When crystals are detected in the urine we will give a course of antibiotics and start the patient on a prescription diet; Hills canine c/d™, s/d™ or u/d™. These diets are formulated to reduce the level of minerals in the urine and change the pH to prevent crystals forming. Hills Canine s/d™ is used to dissolve struvite stones, then Hills c/d™ is used for maintenance. Canine u/d™ is used to control oxalate, urate, cystine and silicate urolithiasis. Hills Feline s/d™ is used to dissolve struvite stones it is available in cans and dry. Hills c/d™ Multicare feline is indicated for Feline Lower Urinary Tract Disease : cystitis, Struvite Urolithiasis and Calcium Oxalate Urolithiasis. It is available in different flavors, canned and dry. A repeat urinalysis should be performed a month after starting the diet.

Incontinence in Pets

Incontinence is the inability to control urination. The neck of the bladder and urethra consist of a layer of muscle tissue. This ring of muscle is called the urethral sphincter and it controls urination. Incontinence can be caused by anatomical defects, nerve dysfunction and muscle weakness.

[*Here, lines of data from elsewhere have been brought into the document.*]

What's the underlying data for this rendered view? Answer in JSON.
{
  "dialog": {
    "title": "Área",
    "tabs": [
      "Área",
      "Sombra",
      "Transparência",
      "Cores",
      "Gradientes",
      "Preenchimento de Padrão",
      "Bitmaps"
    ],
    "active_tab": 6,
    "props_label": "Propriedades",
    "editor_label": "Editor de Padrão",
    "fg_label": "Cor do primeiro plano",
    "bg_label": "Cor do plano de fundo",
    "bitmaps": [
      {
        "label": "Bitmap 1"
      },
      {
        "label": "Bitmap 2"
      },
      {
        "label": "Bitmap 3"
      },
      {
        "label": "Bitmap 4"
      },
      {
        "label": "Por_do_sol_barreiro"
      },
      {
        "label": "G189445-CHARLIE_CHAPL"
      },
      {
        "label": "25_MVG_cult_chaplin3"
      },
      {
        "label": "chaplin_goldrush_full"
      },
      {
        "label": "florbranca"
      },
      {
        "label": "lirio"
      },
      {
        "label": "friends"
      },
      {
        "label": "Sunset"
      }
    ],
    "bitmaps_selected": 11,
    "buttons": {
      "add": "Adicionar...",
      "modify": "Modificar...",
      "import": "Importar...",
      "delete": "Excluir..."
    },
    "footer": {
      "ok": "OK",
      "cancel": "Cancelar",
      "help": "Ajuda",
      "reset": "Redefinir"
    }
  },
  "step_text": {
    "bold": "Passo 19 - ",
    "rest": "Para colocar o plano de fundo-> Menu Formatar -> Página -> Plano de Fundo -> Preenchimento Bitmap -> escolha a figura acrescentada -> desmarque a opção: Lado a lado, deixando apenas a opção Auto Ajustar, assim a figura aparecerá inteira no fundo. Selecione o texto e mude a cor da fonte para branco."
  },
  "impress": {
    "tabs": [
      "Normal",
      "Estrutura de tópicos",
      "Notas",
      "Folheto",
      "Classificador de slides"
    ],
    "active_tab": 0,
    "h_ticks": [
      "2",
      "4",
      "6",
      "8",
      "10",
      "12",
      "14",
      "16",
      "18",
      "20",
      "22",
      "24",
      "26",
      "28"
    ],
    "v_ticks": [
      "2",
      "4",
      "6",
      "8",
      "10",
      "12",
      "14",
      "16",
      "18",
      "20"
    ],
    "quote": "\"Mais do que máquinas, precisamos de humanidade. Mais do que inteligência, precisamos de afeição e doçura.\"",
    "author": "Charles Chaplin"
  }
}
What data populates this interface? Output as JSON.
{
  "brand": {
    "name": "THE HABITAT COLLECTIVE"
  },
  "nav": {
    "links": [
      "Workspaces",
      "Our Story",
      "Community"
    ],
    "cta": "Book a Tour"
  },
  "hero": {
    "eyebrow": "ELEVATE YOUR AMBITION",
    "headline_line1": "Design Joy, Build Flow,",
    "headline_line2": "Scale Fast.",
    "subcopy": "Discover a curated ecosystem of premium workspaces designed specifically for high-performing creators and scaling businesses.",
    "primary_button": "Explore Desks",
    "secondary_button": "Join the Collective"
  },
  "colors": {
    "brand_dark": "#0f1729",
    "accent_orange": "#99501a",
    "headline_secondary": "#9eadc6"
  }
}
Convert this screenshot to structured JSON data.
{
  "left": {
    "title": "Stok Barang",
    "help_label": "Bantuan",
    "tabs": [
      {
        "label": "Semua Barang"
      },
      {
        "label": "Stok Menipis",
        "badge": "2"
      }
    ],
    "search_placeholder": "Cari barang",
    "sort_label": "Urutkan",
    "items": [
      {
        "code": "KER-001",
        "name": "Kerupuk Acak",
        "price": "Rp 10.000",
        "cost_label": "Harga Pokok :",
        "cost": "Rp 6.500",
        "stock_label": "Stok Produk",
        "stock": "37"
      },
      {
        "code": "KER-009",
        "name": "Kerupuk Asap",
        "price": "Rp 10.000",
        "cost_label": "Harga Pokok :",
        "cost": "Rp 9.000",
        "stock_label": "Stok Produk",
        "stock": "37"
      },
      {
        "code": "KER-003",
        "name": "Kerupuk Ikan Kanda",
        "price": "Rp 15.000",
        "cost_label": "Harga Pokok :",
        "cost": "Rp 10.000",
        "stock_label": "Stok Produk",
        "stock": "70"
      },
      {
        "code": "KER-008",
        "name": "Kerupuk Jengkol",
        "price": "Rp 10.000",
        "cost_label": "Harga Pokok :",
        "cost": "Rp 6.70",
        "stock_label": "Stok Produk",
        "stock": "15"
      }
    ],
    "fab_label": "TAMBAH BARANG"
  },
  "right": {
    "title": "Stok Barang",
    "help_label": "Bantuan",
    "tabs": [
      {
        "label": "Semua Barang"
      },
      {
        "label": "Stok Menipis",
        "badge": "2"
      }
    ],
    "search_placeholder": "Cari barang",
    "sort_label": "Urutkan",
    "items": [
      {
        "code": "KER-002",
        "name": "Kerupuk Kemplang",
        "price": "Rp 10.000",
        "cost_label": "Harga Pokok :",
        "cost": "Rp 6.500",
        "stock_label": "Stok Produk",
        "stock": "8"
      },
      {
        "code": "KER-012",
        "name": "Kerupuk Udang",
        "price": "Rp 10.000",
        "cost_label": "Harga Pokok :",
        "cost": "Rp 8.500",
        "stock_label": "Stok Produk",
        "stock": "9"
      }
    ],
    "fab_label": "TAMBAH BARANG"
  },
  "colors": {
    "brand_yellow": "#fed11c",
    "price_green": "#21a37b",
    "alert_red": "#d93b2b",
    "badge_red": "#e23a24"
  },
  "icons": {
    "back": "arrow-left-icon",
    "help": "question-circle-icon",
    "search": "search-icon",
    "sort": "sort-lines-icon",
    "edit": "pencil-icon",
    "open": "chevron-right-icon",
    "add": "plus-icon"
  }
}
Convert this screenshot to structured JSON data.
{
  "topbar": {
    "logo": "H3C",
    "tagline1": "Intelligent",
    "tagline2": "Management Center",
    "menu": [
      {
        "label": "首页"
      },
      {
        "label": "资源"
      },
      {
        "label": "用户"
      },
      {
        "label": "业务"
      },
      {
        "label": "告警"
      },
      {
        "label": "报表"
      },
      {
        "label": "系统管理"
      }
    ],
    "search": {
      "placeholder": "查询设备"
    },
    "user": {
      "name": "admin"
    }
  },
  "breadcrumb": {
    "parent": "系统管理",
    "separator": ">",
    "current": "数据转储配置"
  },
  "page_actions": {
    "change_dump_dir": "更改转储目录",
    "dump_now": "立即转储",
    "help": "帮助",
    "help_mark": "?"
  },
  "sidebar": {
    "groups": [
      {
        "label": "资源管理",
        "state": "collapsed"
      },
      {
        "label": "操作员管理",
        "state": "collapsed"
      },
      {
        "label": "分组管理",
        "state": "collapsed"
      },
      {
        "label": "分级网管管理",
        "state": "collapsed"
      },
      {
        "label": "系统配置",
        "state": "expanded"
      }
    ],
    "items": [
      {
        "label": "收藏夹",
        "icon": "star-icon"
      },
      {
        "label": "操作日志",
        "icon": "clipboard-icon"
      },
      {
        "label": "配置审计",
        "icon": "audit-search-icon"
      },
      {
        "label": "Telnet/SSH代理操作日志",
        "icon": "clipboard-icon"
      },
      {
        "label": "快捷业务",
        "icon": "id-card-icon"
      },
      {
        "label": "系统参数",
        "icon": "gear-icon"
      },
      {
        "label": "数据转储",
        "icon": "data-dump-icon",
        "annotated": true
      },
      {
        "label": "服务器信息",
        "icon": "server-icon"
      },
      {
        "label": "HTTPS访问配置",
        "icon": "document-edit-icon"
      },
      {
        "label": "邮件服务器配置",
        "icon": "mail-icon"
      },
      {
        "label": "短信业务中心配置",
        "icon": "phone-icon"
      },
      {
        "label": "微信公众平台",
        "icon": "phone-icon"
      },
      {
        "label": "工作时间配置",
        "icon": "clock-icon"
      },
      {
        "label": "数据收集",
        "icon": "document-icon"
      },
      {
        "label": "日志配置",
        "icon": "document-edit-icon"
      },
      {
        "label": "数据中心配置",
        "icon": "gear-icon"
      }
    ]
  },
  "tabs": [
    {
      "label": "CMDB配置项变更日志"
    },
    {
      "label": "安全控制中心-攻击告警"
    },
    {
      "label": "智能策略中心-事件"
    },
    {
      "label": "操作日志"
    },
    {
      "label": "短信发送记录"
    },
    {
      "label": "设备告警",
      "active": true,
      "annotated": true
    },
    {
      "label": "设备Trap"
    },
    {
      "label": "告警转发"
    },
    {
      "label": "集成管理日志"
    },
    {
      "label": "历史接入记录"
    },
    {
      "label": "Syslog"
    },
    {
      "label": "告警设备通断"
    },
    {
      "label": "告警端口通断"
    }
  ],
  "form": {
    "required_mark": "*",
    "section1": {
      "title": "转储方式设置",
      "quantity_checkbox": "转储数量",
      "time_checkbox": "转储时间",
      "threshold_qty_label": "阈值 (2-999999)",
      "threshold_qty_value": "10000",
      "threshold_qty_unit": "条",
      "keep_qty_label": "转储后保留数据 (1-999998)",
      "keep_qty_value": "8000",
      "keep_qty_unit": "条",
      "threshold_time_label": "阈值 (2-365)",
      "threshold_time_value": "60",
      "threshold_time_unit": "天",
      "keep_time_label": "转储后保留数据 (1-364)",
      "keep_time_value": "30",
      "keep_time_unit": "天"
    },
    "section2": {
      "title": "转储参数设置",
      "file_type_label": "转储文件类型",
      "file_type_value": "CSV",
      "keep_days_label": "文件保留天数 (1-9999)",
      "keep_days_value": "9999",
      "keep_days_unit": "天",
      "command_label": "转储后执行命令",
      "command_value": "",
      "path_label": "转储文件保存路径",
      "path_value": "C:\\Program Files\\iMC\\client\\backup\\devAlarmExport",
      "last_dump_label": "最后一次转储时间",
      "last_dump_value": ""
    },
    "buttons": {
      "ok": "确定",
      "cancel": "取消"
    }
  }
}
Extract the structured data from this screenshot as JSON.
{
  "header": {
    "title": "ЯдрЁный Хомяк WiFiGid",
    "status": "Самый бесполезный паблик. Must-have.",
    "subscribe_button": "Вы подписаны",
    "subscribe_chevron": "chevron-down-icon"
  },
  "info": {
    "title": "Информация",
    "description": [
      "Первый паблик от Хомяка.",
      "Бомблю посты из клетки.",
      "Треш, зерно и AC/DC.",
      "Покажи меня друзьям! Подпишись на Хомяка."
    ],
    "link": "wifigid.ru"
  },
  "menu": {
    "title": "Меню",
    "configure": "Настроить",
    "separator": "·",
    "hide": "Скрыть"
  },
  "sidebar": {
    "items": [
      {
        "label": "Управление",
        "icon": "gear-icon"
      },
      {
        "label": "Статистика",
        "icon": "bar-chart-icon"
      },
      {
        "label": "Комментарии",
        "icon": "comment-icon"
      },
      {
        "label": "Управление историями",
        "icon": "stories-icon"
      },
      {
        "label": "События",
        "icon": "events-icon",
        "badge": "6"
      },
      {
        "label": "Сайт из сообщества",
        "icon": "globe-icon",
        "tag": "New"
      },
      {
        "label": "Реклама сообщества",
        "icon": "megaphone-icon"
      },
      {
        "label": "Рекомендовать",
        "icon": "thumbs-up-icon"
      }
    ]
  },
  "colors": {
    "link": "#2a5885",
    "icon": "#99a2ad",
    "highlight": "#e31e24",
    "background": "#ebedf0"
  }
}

  • In young animals incontinence can be caused by ectopic ureters, the ureter bypasses the bladder and the sphincter and enters straight into the urethra or vagina, the urine dribbles out constantly.
  • Damage to the nerves controlling the sphincter can cause incontinence. Nerve damage can take two forms; if the sphincter is constantly open then urine leaks out and the bladder is small; if the sphincter is closed the bladder is full and eventually pressure forces some urine out – retention and overflow. Where incontinence is caused by retention and overflow the bladder must be drained regularly to prevent kidney damage. Nerve damage is often caused by spinal trauma – hit by car or disc disease and in cats pulling/fracture of the tail.
  • In older dogs, usually bitches, the sphincter muscle can become weak and some urine will leak when the bladder is full or the dog is lying down. At other times the dog will urinate normally. This can be treated with estrogens or phenylpropanolamine (Proin or Propalin) which increase the strength of the sphincter muscle.